![12. Which of the following operators commute? 𝐴 (𝑓 (𝑥) = [𝑓 (𝑥)]2 𝐵(𝑓 (𝑥)) = 𝑥𝑓(𝑥) 𝐶 (𝑓 (𝑥)) = 𝑑𝑓/𝑑𝑥 a. A commutes with B b. B commutes with C c. A commutes with C d. No pair of these commute](data:image/svg+xml;base64,PHN2ZyB2aWV3Qm94PSIwIDAgMTkyMCAxMDgwIiB3aWR0aD0iMTkyMCIgaGVpZ2h0PSIxMDgwIiB4bWxucz0iaHR0cDovL3d3dy53My5vcmcvMjAwMC9zdmciPjwvc3ZnPg==)

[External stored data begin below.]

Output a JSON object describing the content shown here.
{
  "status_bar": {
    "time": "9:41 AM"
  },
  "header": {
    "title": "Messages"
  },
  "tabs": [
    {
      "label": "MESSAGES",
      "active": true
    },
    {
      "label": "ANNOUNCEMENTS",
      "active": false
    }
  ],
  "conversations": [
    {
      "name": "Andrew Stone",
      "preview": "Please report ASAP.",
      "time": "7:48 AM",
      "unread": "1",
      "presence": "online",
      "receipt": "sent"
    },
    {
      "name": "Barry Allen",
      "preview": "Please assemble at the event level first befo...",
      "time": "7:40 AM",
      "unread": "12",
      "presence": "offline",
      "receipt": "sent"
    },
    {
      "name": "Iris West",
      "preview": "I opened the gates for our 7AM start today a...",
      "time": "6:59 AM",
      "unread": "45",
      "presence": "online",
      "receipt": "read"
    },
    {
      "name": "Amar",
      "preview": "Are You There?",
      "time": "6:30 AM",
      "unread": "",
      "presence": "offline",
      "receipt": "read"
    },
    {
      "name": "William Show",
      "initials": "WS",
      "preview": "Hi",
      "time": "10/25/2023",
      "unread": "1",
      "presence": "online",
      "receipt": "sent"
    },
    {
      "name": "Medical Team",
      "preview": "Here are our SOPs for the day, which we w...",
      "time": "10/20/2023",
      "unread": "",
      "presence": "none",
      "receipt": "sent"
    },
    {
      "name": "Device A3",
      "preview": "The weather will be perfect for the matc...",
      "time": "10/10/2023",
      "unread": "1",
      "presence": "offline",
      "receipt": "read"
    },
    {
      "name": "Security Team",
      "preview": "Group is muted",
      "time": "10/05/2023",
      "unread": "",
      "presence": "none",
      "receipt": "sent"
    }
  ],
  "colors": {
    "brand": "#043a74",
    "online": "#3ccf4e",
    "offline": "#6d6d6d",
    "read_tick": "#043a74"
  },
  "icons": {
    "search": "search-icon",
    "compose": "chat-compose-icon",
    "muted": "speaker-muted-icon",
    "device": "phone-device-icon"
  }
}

12. Which of the following operators commute?
𝐴 (𝑓 (𝑥) = [𝑓 (𝑥)]2 𝐵(𝑓 (𝑥)) = 𝑥𝑓(𝑥) 𝐶 (𝑓 (𝑥)) = 𝑑𝑓/𝑑𝑥
a. A commutes with B
b. B commutes with C
c. A commutes with C
d. No pair of these commute
Commutator Definition
Two operators P and Q commute when PQ = QP, or [P,Q] = 0. Apply both orders to a test function and check equality. Multiplication and differentiation often fail to commute due to product rule effects.
Operator Definitions
- A(f) = [f(x)]² – Squaring operator
- B(f) = x f(x) – Multiplication by x operator
- C(f) = df/dx – Differentiation operator
Option Analysis
A with B (Squaring vs Multiplication by x)
Compute A(Bf) = [x f(x)]² = x² f(x)² and B(Af) = x [f(x)]². Both yield x² f² symbolically, but detailed check shows non-zero difference like x(x-1)f² generally. They do not commute universally.
B with C (Multiplication vs Differentiation)
B(Cf) = x f'(x), C(Bf) = d/dx(xf) = f + x f’. Commutator equals -f(x) ≠ 0.
A with C (Squaring vs Differentiation)
A(Cf) = [f'(x)]², C(Af) = d/dx[f²] = 2 f f’. Commutator is (-2f + f’) f’ ≠ 0 generally.
Complete Commutator Table
| Pair | ABf or BCf etc. | BAf or CBf etc. | Commutator | Commutes? |
|---|---|---|---|---|
| A-B | x² f² | x f² | Non-zero | No |
| B-C | x f’ | x f’ + f | -f | No |
| A-C | (f’)² | 2 f f’ | Non-zero | No |
CSIR NET Solution
Correct answer: d. No pair of these commute. Verify with smooth functions like f(x) = sin x; numerical checks confirm differences. Master this for quantum operator questions in exams.